Diamant is co-founder of the Socialist Workers Party of Germany (SAPD). As a politically active social democrat and journalist, Max Diamant is already exposed to persecution shortly after the National Socialist takeover. He flees to Strasbourg in 1933 with Anni Nord and his 11-year-old brother Arnold, and in 1934 he continues on to Paris. After arriving in Paris, Max Diamant works in the Paris headquarters of the SAP and is an editor of the anti-fascist newspaper “Neue Front” and publisher of the socialist magazine “Marxistische Tribüne”. In France, Diamant and Anni Nord are granted the status of recognized refugees and later live with their friends Paul Frölich and Rosi Wolfstein in a house in Vanves. When the Spanish Civil War breaks out in 1936, Max Diamant travels to Spain as a representative of the SAP party in support of the local Marxist Workers’ Party.

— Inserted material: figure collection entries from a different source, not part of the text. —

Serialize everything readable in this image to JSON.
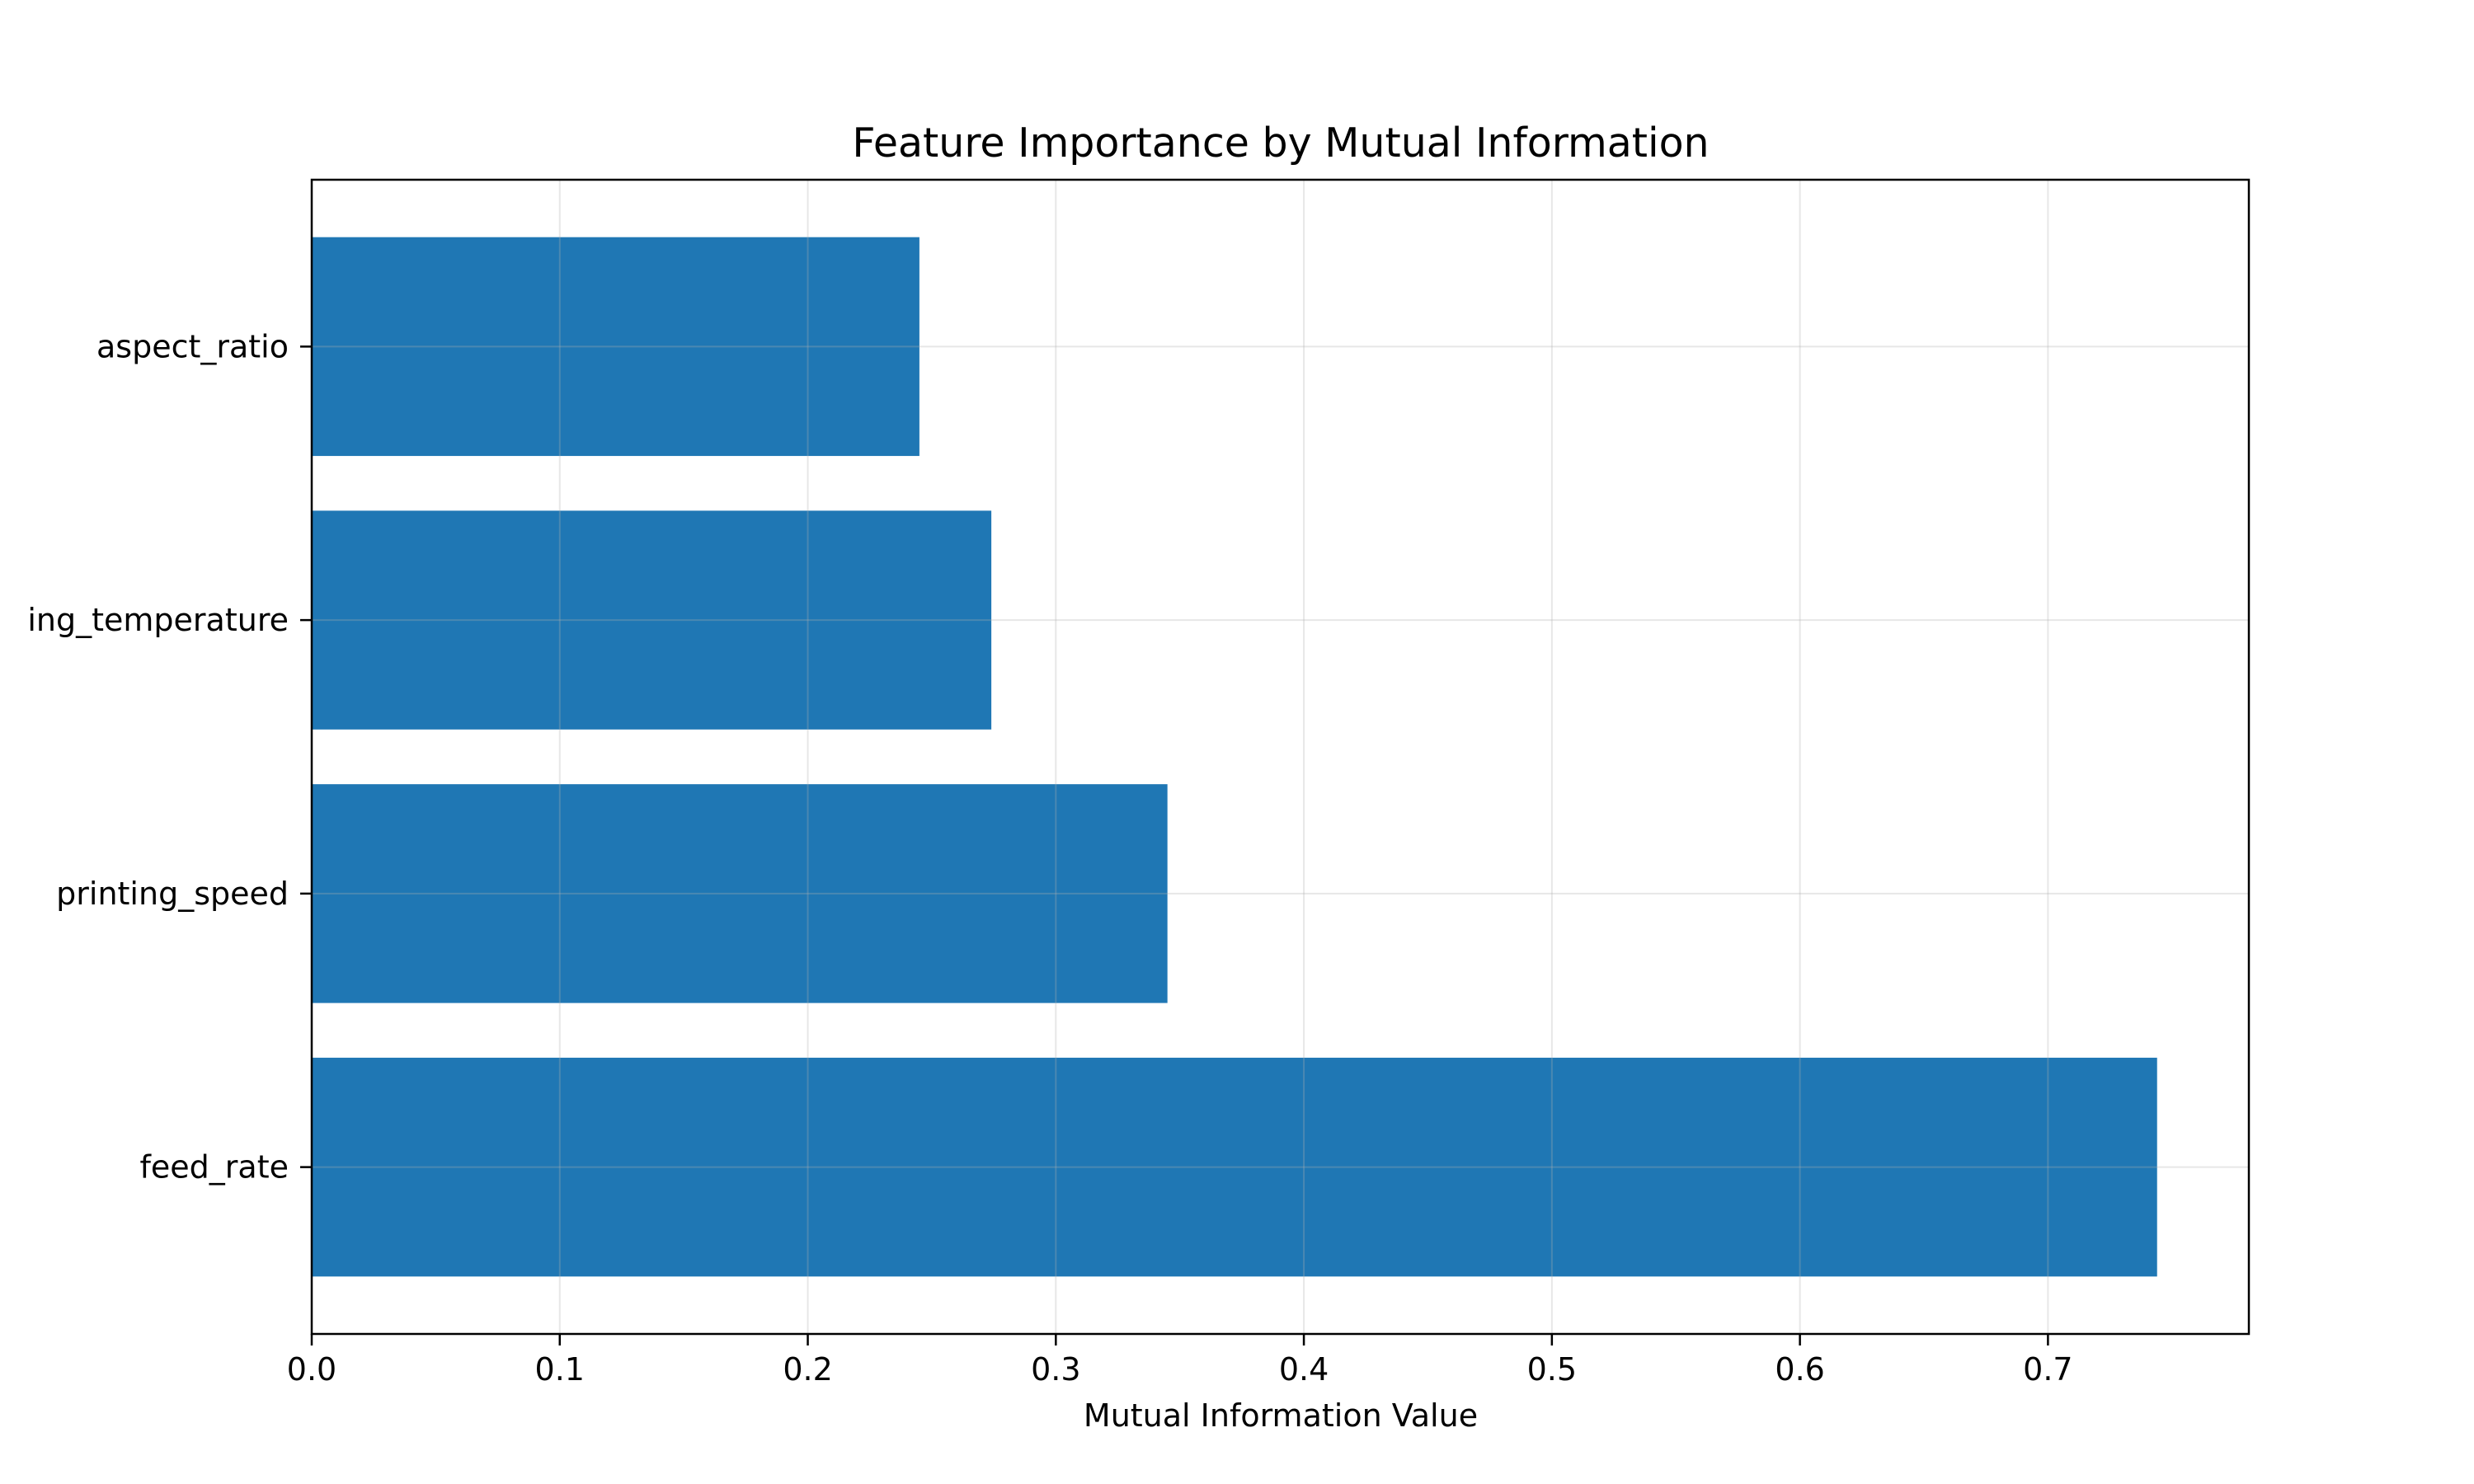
{
  "chart_data": {
    "type": "bar",
    "orientation": "horizontal",
    "title": "Feature Importance by Mutual Information",
    "xlabel": "Mutual Information Value",
    "ylabel": "",
    "categories": [
      "feed_rate",
      "printing_speed",
      "ing_temperature",
      "aspect_ratio"
    ],
    "values": [
      0.744,
      0.345,
      0.274,
      0.245
    ],
    "xlim": [
      0,
      0.781
    ],
    "xticks": [
      0.0,
      0.1,
      0.2,
      0.3,
      0.4,
      0.5,
      0.6,
      0.7
    ],
    "xtick_labels": [
      "0.0",
      "0.1",
      "0.2",
      "0.3",
      "0.4",
      "0.5",
      "0.6",
      "0.7"
    ],
    "bar_color": "#1f77b4",
    "grid": true,
    "legend": false
  }
}
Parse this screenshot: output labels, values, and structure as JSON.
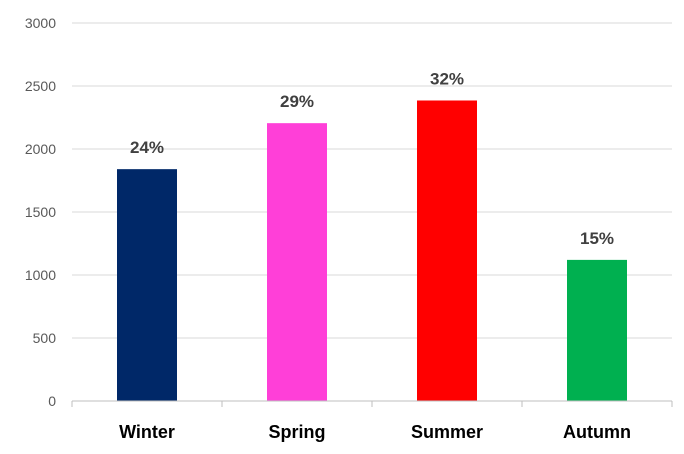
{
  "chart_data": {
    "type": "bar",
    "categories": [
      "Winter",
      "Spring",
      "Summer",
      "Autumn"
    ],
    "values": [
      1840,
      2205,
      2385,
      1120
    ],
    "data_labels": [
      "24%",
      "29%",
      "32%",
      "15%"
    ],
    "colors": [
      "#002868",
      "#ff3fd8",
      "#ff0000",
      "#00b050"
    ],
    "yticks": [
      "0",
      "500",
      "1000",
      "1500",
      "2000",
      "2500",
      "3000"
    ],
    "ylim": [
      0,
      3000
    ],
    "grid": true,
    "title": "",
    "xlabel": "",
    "ylabel": ""
  }
}
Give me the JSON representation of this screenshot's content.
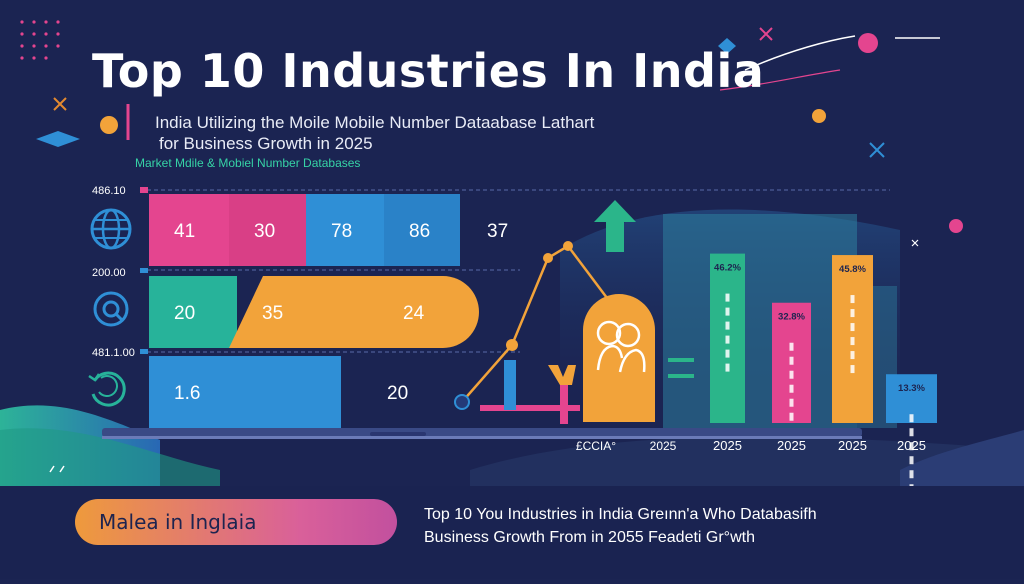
{
  "title": "Top 10 Industries In India",
  "subtitle_line1": "India Utilizing the Moile Mobile Number Dataabase Lathart",
  "subtitle_line2": "for Business Growth in 2025",
  "tagline": "Market Mdile & Mobiel Number Databases",
  "footer": {
    "pill_label": "Malea in Inglaia",
    "text_line1": "Top 10 You Industries in India Greınn'a Who Databasifh",
    "text_line2": "Business Growth From in 2055 Feadeti Gr°wth"
  },
  "colors": {
    "background": "#1b2452",
    "pink": "#e4458f",
    "blue": "#2f8fd6",
    "teal": "#27b39a",
    "orange": "#f2a33a",
    "green": "#2bb58a",
    "slate": "#3a5fae"
  },
  "icons": [
    "globe-icon",
    "search-icon",
    "refresh-icon",
    "arrow-up-icon",
    "people-icon"
  ],
  "chart_data": [
    {
      "type": "bar",
      "orientation": "horizontal-stacked",
      "y_tick_labels": [
        "486.10",
        "200.00",
        "481.1.00"
      ],
      "rows": [
        {
          "segments": [
            {
              "value": 41,
              "label": "41",
              "color": "pink"
            },
            {
              "value": 30,
              "label": "30",
              "color": "pink"
            },
            {
              "value": 78,
              "label": "78",
              "color": "blue"
            },
            {
              "value": 86,
              "label": "86",
              "color": "blue"
            }
          ],
          "trailing_label": "37"
        },
        {
          "segments": [
            {
              "value": 20,
              "label": "20",
              "color": "teal"
            },
            {
              "value": 35,
              "label": "35",
              "color": "orange"
            },
            {
              "value": 24,
              "label": "24",
              "color": "orange"
            }
          ]
        },
        {
          "segments": [
            {
              "value": 1.6,
              "label": "1.6",
              "color": "blue"
            }
          ],
          "trailing_label": "20"
        }
      ]
    },
    {
      "type": "bar",
      "orientation": "vertical",
      "ylim": [
        0,
        60
      ],
      "categories": [
        "2025",
        "2025",
        "2025",
        "2025"
      ],
      "values": [
        46.2,
        32.8,
        45.8,
        13.3
      ],
      "value_labels": [
        "46.2%",
        "32.8%",
        "45.8%",
        "13.3%"
      ],
      "colors": [
        "green",
        "pink",
        "orange",
        "blue"
      ],
      "extra_x_labels": [
        "£CCIA°",
        "2025"
      ]
    }
  ]
}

With the beginning of World War II in September 1939, however, Diamant and Nord are also declared “enemy aliens” by France and are temporarily interned in camps. They manage to escape to Montauban in Brittany and from there to Marseille. In Marseille, the couple joins the escape aid network Centre Américain de Secours (CAS) around the American Varian Fry. In September 1941, the threat caused by the war intensifies and Diamant goes on to Lisbon, where he continues his work as an escape agent. From there he reaches Mexico in 1942. It is not until 1962 that he returns to Germany with his family. In Frankfurt he builds up a department called “Foreign Workers” within the trade union IG Metall with the goal of international networking of workers. Max Diamant dies in Frankfurt in 1992.
Max Diamant on His Flight to France, Doris Diamant’s private archive, published here with kind permission by Doris Diamant herself.